Very occasionally some patients will develop stiffness in the joint despite good surgical placement of implants or successful surgery to the joints. While most times this is related to inactivity and poor patient motivation in moving the joint, this form of arthrofibrosis can happen despite good effort. This is rare and happens in less than 5 percent of patients.
Failure of surgery
This is a broad term and encompasses all levels of failure which ultimately does not solve the problem. They are usually best discussed in the context of the operation being undertaken.
In arthroplasty surgery, implant failure occurs in a small number of patients. Generally, 95% of patients are still functional at 15 years after surgery– those are pretty good odds.

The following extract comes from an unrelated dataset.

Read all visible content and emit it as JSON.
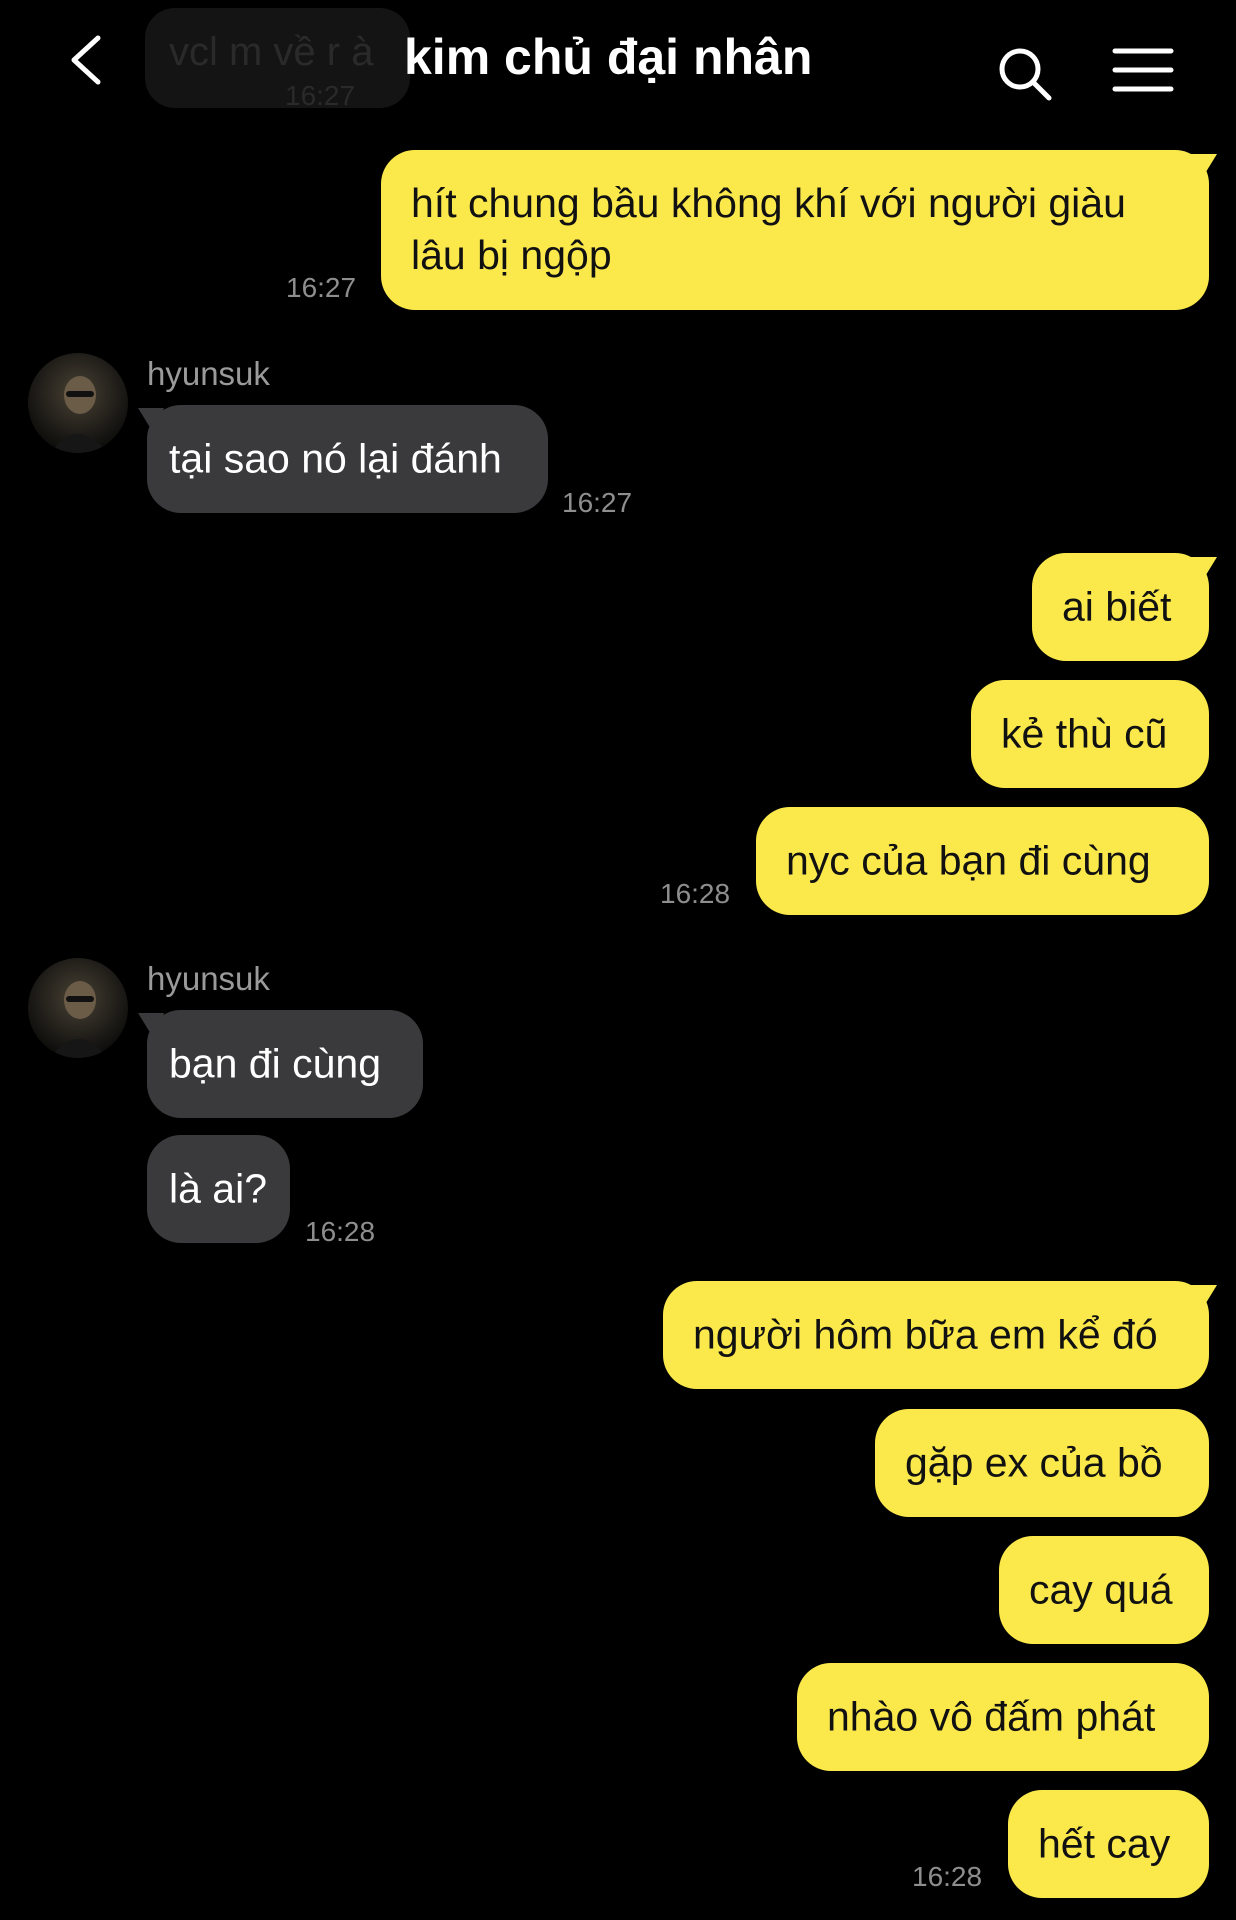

Persistent pain can happen in the knee after a joint replacement. This can be due to implants being too large, implants being malpositioned, implants being unbalanced or pain being referred to the knee from the hip or spine. It is an uncommon occurrence. In general, if the implants are in good placement then physical therapy and stretching can resolve this issue. The hip and spine should be evaluated. Rarely is the cause a patellar abnormality. Often, if the patella has not been resurfaced at the first surgery this will be offered in a secondary fashion. Personally I have done this very rarely and concede that it provides a poorly reproducible outcome.
Implant loosening can happen after a few years and usually require a revision.
Dislocations of hip replacements are a low risk occurrence but can be common in replacements done after tumor resections about the hip.Fractures around an implant are a risk of implant surgery especially if the implants used are uncemented.